Blumenthal screenshot People’s World Amistad Awards |
Just to be perfectly clear at the outset, Connecticut’s U.S. Senator Dick Blumenthal is NOT a card carrying communist.
However, the head of the Connecticut Communist Party, Joelle Fishman, the head of the Communist Party in Russia, Vladimir Putin, and the head of the Communist Party in China, Xi Jinping, are all card carrying communists.
The seeming romance
between Connecticut’s communists, anchored firmly in New Haven, and the
super-rich Blumenthal, whom the high priests of communist orthodoxy undoubtedly
would have sent to the Soviet Gulag, is difficult to decipher, but there are
hints here and there in a brief address "surprise guest" Blumenthal
delivered on the occasion of the Connecticut Communist Party’s annual People’s
World Amistad Awards that may dispel the mystery.
In a sense it is
idle to speak of a local or state Communist Party, because the Communist Party
is now, and ever has been, a globalist venture united around a certain Marxist-Leninist-Stalinist
ideology, part of which involves the destruction of the capitalist class, which
would be everyone on Blumenthal’s campaign email list in toney Greenwich,
Connecticut, where the capitalist congressman lives in a splendor that may
appear nightmarish in his good friend Fishman’s troubled sleep.
The broader
Communist Party suffered a grievous setback three decades ago after then
President Ronald Reagan, standing in sight of the Berlin Wall, challenged then
President of the Soviet Union, Mikhail Gorbachev, to “tear down this wall.”
Gorbachev’s
renunciation of the Brezhnev Doctrine in December 1988 paved the way for the democratization of former Soviet Bloc
countries in Eastern Europe.
The Brezhnev
Doctrine was first and most clearly outlined by Sergei Kovalev in a
September 26, 1968 Pravda article entitled "Sovereignty and
the International Obligations of Socialist Countries." Brezhnev himself
reasserted the doctrine in a speech he gave at the Fifth Congress of
the Polish United Workers' Party in 1968, in which he stated:
"When forces that are hostile to socialism try to turn the development of
some socialist country towards capitalism, it becomes not only a problem of the
country concerned, but a common problem and concern of all socialist
countries." The
reassertion of the doctrine was deployed retroactively to justify the crushing
of the Prague Spring in Czechoslovakia, as well as other earlier Soviet
military interventions, such as the invasion of Hungary in 1956.
These interventions
were intended to put an end to all and every effort on the part of states struggling
to throw off the Soviet incubus and thus challenge Russian hegemony inside imprisoned
Eastern Bloc nations, including Poland, considered by Soviet overlords to be a
defensive buffer against free NATO counties.
Ten months after
Reagan left office, the Berlin Wall separating East and West Germany fell.

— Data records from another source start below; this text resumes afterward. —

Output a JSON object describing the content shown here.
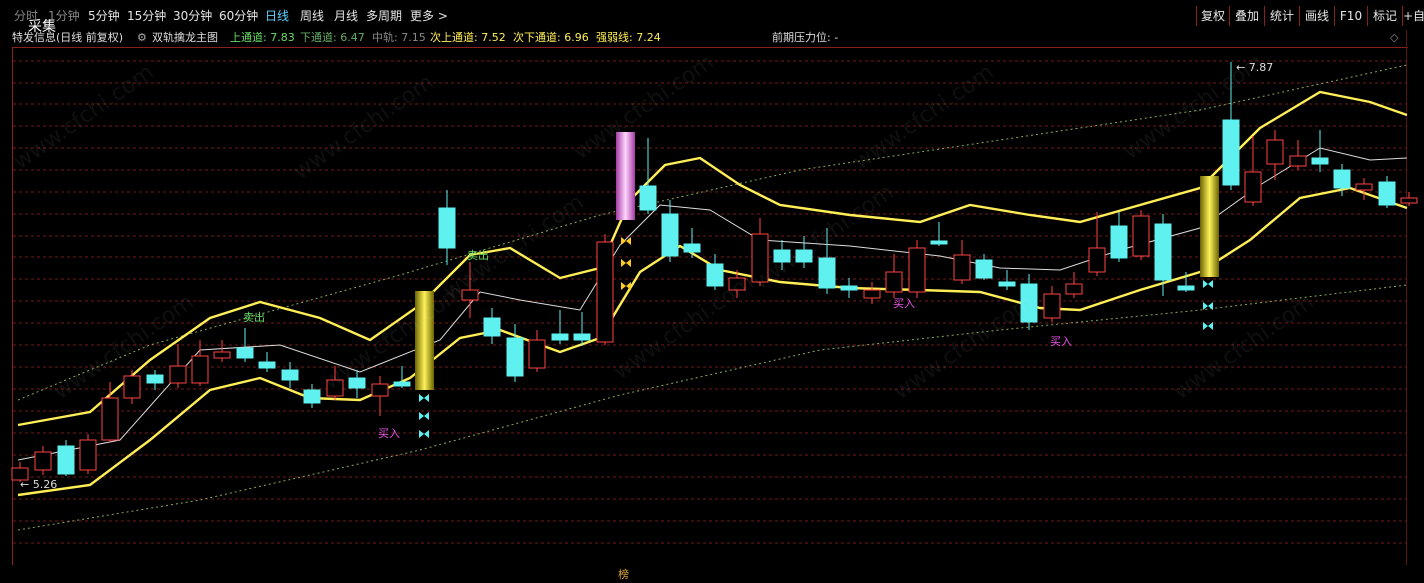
{
  "toolbar": {
    "collect_label": "采集",
    "timeframes": [
      "分时",
      "1分钟",
      "5分钟",
      "15分钟",
      "30分钟",
      "60分钟",
      "日线",
      "周线",
      "月线",
      "多周期",
      "更多 >"
    ],
    "active_timeframe": "日线",
    "right_buttons": [
      "复权",
      "叠加",
      "统计",
      "画线",
      "F10",
      "标记",
      "+自"
    ]
  },
  "info": {
    "stock": "特发信息(日线 前复权)",
    "indicator": "双轨擒龙主图",
    "upper_channel": "上通道: 7.83",
    "lower_channel": "下通道: 6.47",
    "mid_track": "中轨: 7.15",
    "sub_upper": "次上通道: 7.52",
    "sub_lower": "次下通道: 6.96",
    "strength": "强弱线: 7.24",
    "resistance": "前期压力位: -"
  },
  "chart": {
    "high_label": "7.87",
    "low_label": "5.26",
    "sell_label": "卖出",
    "buy_label": "买入",
    "bottom_tag": "榜",
    "watermark": "www.cfchi.com",
    "colors": {
      "up": "#ff4444",
      "down": "#5ff0f0",
      "band": "#ffee55",
      "mid": "#dddddd",
      "sell": "#66dd66",
      "buy": "#ee55ee",
      "dash_upper": "#88aa55",
      "dash_lower": "#88aa55"
    }
  }
}
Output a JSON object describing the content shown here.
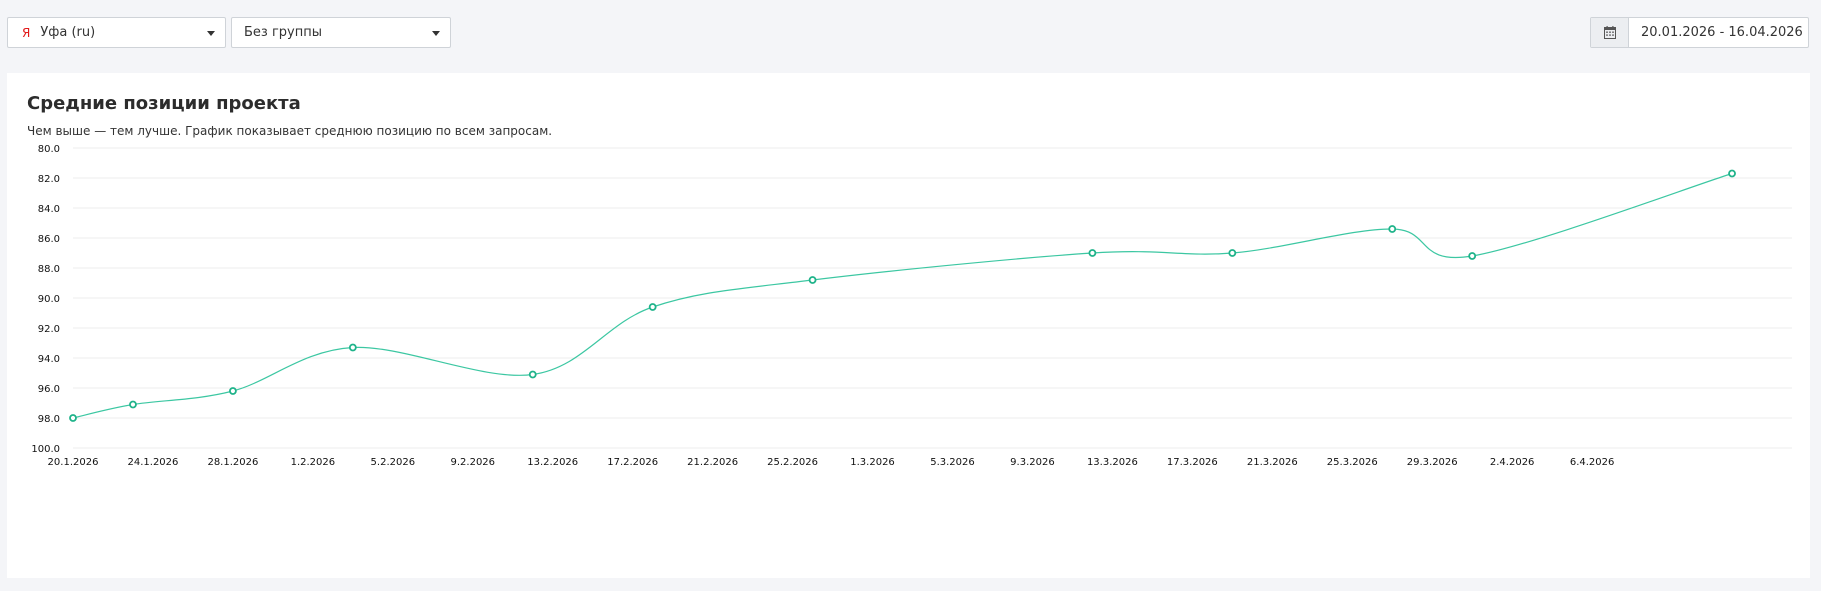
{
  "filters": {
    "region": {
      "logo": "Я",
      "label": "Уфа (ru)"
    },
    "group": {
      "label": "Без группы"
    },
    "date_range": {
      "icon": "calendar-icon",
      "value": "20.01.2026 - 16.04.2026"
    }
  },
  "card": {
    "title": "Средние позиции проекта",
    "subtitle": "Чем выше — тем лучше. График показывает среднюю позицию по всем запросам."
  },
  "chart_data": {
    "type": "line",
    "title": "Средние позиции проекта",
    "ylim": [
      80,
      100
    ],
    "y_inverted": true,
    "y_ticks": [
      "80.0",
      "82.0",
      "84.0",
      "86.0",
      "88.0",
      "90.0",
      "92.0",
      "94.0",
      "96.0",
      "98.0",
      "100.0"
    ],
    "x_range": [
      "2026-01-20",
      "2026-04-16"
    ],
    "x_ticks": [
      "20.1.2026",
      "24.1.2026",
      "28.1.2026",
      "1.2.2026",
      "5.2.2026",
      "9.2.2026",
      "13.2.2026",
      "17.2.2026",
      "21.2.2026",
      "25.2.2026",
      "1.3.2026",
      "5.3.2026",
      "9.3.2026",
      "13.3.2026",
      "17.3.2026",
      "21.3.2026",
      "25.3.2026",
      "29.3.2026",
      "2.4.2026",
      "6.4.2026"
    ],
    "grid": true,
    "color": "#3cc7a2",
    "series": [
      {
        "points": [
          {
            "x": "2026-01-20",
            "y": 98.0
          },
          {
            "x": "2026-01-23",
            "y": 97.1
          },
          {
            "x": "2026-01-28",
            "y": 96.2
          },
          {
            "x": "2026-02-03",
            "y": 93.3
          },
          {
            "x": "2026-02-12",
            "y": 95.1
          },
          {
            "x": "2026-02-18",
            "y": 90.6
          },
          {
            "x": "2026-02-26",
            "y": 88.8
          },
          {
            "x": "2026-03-12",
            "y": 87.0
          },
          {
            "x": "2026-03-19",
            "y": 87.0
          },
          {
            "x": "2026-03-27",
            "y": 85.4
          },
          {
            "x": "2026-03-31",
            "y": 87.2
          },
          {
            "x": "2026-04-13",
            "y": 81.7
          }
        ]
      }
    ]
  }
}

Soon after, the Soviet Union itself collapsed in a heap of rubble, and former
Soviet communist infiltrated satellite states such as Ukraine, the Baltic
States and Poland recovered their independence and ancient liberties.
Marxism, as a
rational economic system, was simply laughed off the stage. “We pretended to
work,” said a disenchanted worker of the world in the former Soviet Union, “and
they pretended to pay us.”
Putin continues to believe that the dissolution of
the Soviet Union was “the
greatest geopolitical catastrophe of the century.” Red diaper baby Joelle Fishman and other members of the Connecticut
Communist Party USA would second the motion. Putin’s recent “acquisition” of
Crimea in Ukraine and his possible military incursion into Eastern Ukraine are attempts to
revivify a moldering Brezhnev doctrine.
The question Blumenthal
ought to have asked himself before he chose to sprinkle glitter on Connecticut’s
Communist Party is this: What am I doing to my self-esteem, not to mention the
state Democrat Party, by associating myself approvingly with a resurgent
globalist effort to snuff out hard won democratic liberties in Poland, Ukraine
and the Baltic States? Really, why am I here at all? Shouldn’t I be revisiting St.
Vladimir's Ukrainian Catholic Cathedral where, seven short years ago, I
assured the congregation that I and other members of Connecticut’s U.S. Congressional
Delegation would, in the stirring words of U.S. Representative Jim Himes, “pledge
our unwavering support for the principle that people not just in the United
States but around the world will always have the right to determine the way in
which they are governed?”
In truth, Blumenthal was doing
what he usually does around election time in Mayor Justin Elicker’s New Haven.
He was playing both ends against the middle in hopes of drawing votes by
establishing a working solidarity both with the Connecticut Communist Party and
Connecticut Ukrainians, and he was advertising his political wares as the most
leftward leaning U.S. Senator in Congress. There is just now within the
new-model Democrat Party in Connecticut a fierce competition to see who first
will arrive at the end of an oppressive, capitalist, postmodern, inherently
racist, imperialistic, regime, and Blumenthal appears to be in the lead.